With the arrival of fall, I often think of how different the light looks this time of year. There’s a certain golden glow to the sunshine and a slant to the way the light falls on the earth. It makes me feel excited about the changing of the season, but also comfortable and cozy. It’s amazing to experience the power of light, to feel its effects.

Over the past several months, we’ve been enriched with the return of our acolyte ministry at GPC. On Sunday mornings, these children and youth don a white liturgical robe and, during the first hymn, bring the “light” up the aisle to the two candles on the communion table. At the end of worship, during the last hymn, they carry the light back down the aisle and out of the sanctuary. Their work of bringing the light in and carrying it back out is more than an elegant-looking movement to grace our times of worship. It’s beautifully symbolic of the Light of the World, Jesus, coming into our worship gathering—and into our world—to be with us and, then, calling us to go back out into the world and be the light for others. A powerful image! 

Another powerful image is the fact that we have two candles that are lit on our communion table. In the earlier years of the Church, these candles would have been present to help the priest or pastor see to read the liturgy! Over time, though, people also began to associate the two candles with the dual nature of Jesus—mysteriously and at the same time, human and divine.

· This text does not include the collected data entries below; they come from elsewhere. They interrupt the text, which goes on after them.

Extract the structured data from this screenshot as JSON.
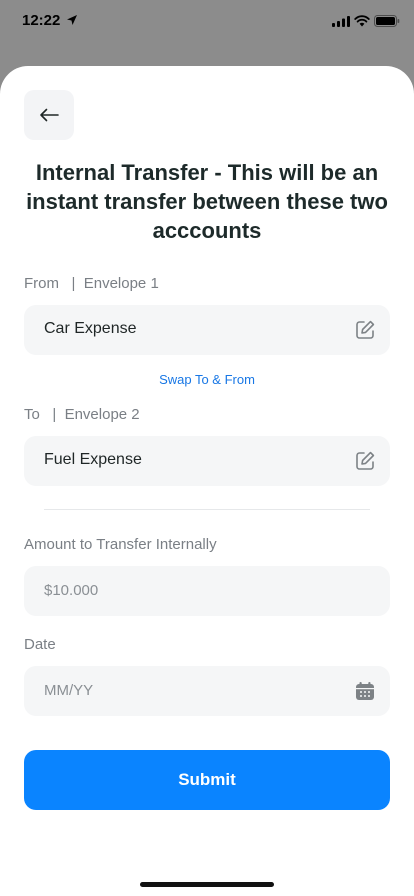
{
  "status_bar": {
    "time": "12:22"
  },
  "header": {
    "title": "Internal Transfer - This will be an instant transfer between these two acccounts"
  },
  "from": {
    "label": "From   |  Envelope 1",
    "value": "Car Expense"
  },
  "swap_link": "Swap To & From",
  "to": {
    "label": "To   |  Envelope 2",
    "value": "Fuel Expense"
  },
  "amount": {
    "label": "Amount to Transfer Internally",
    "placeholder": "$10.000"
  },
  "date": {
    "label": "Date",
    "placeholder": "MM/YY"
  },
  "submit_label": "Submit",
  "icons": {
    "back": "arrow-left-icon",
    "edit": "edit-icon",
    "calendar": "calendar-icon"
  },
  "colors": {
    "accent": "#0a84ff",
    "link": "#1877e5",
    "field_bg": "#f5f6f7"
  }
}
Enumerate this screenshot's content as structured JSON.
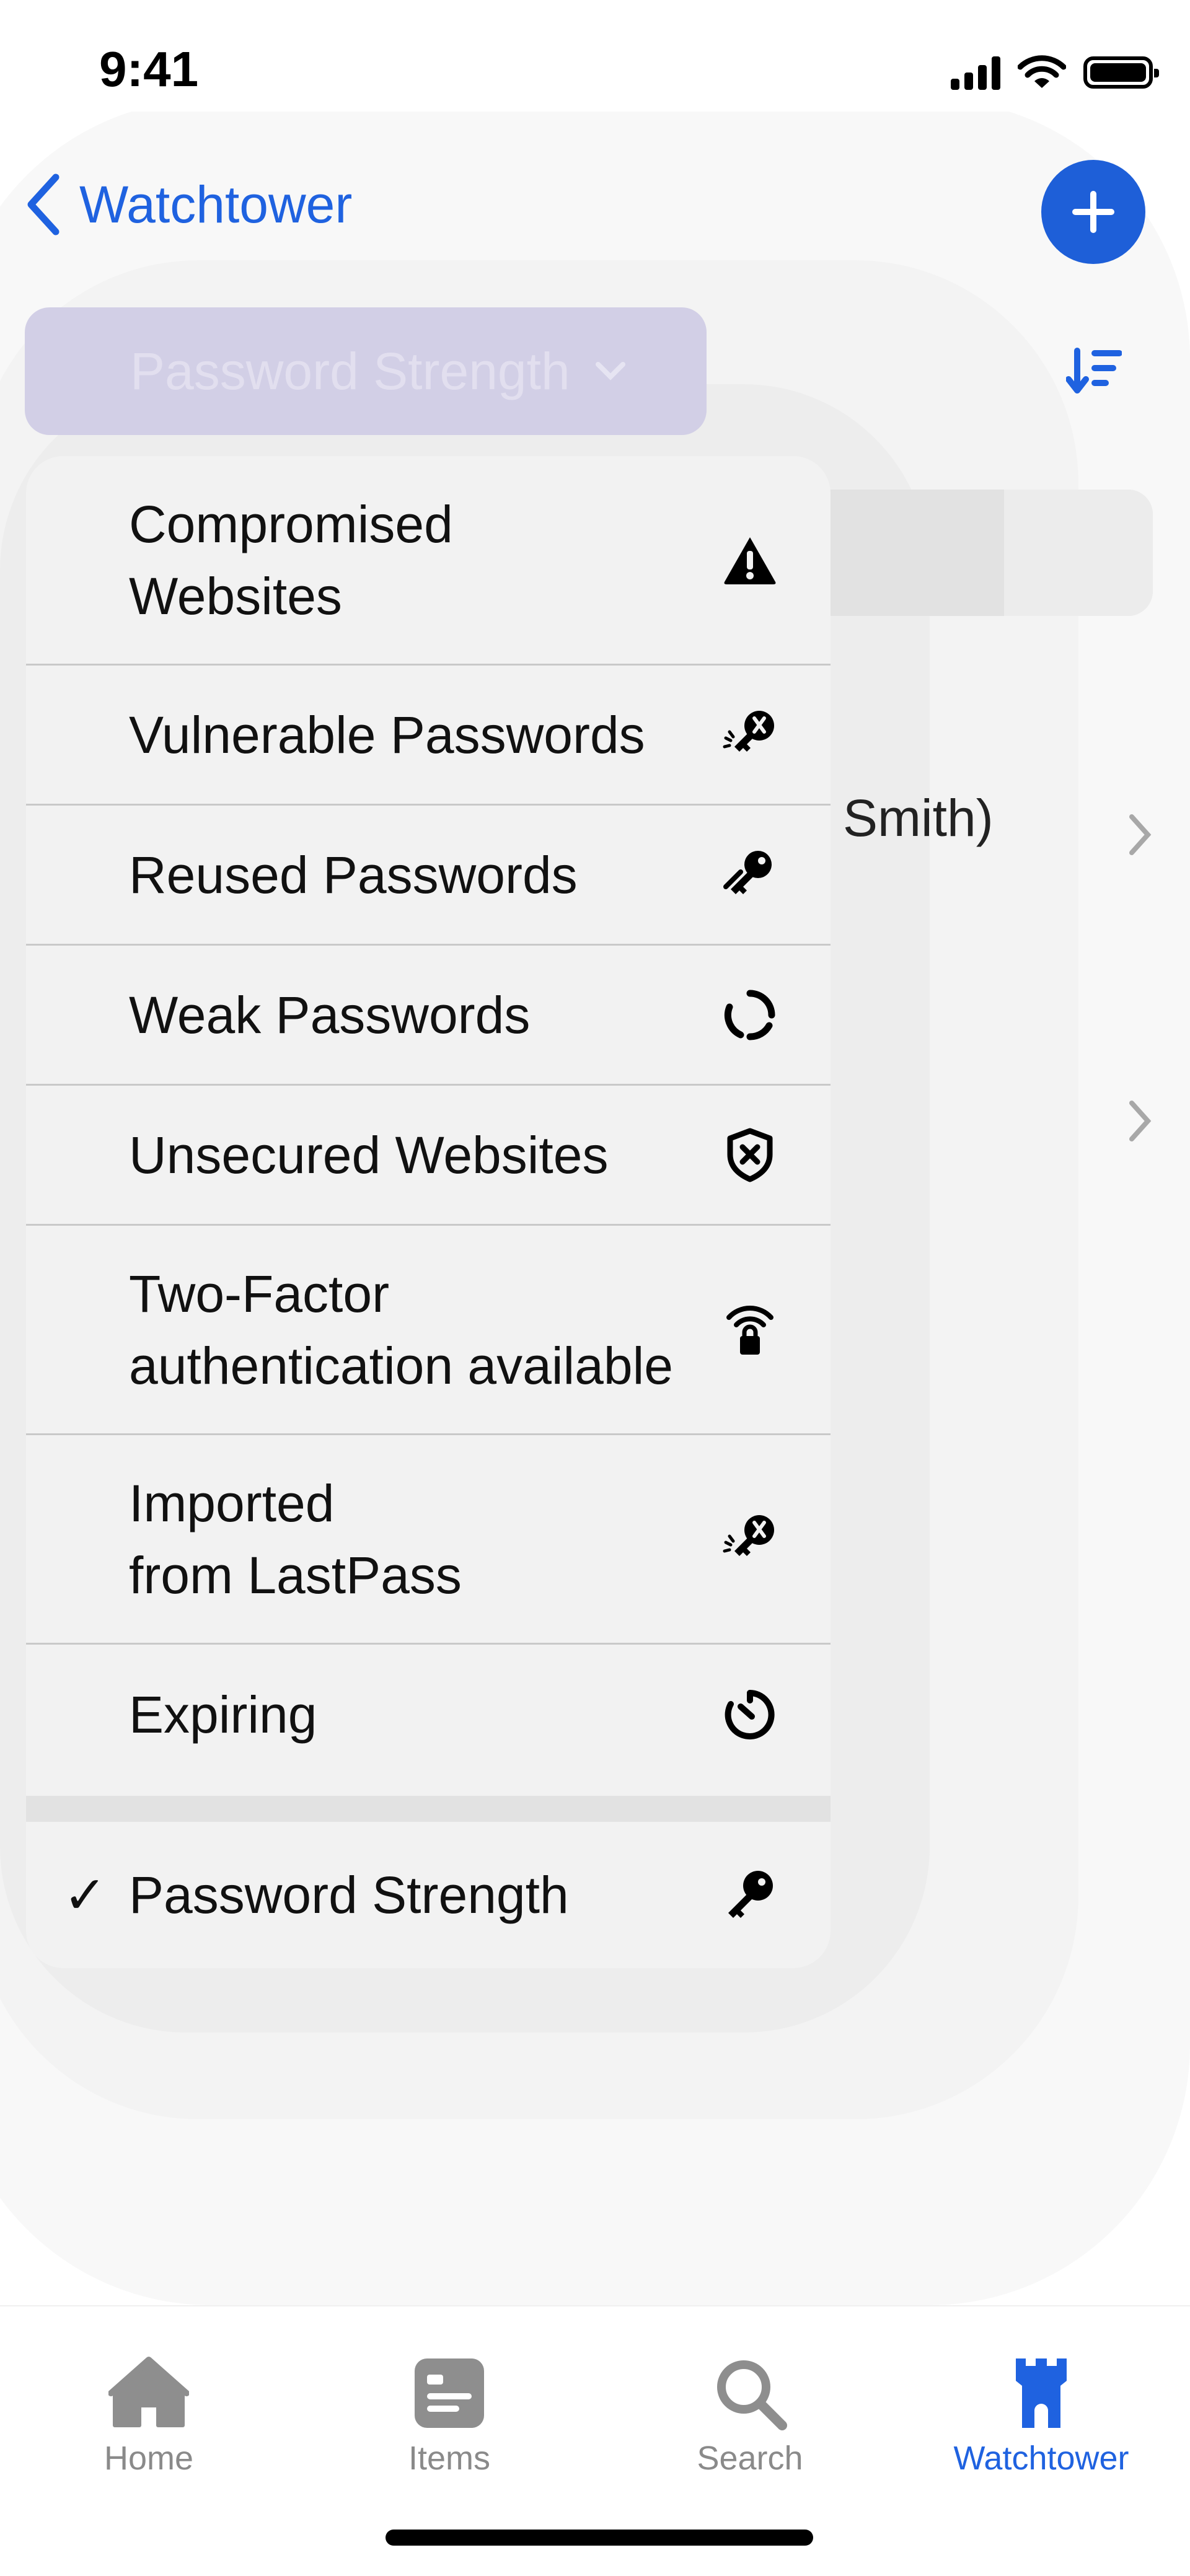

Our acolytes, then, help us to experience the Gospel message in action. They testify every Sunday that Jesus, fully human and fully divine, is the Light of the World and calls us to follow him into our world—a place of beauty and mess, light and shadow, pain and joy. Let’s remember to watch our acolytes as they minister next Sunday morning. May our eyes follow the movement of the flame. May we be comforted by the light’s presence. And may we go with the Light as we return to the world.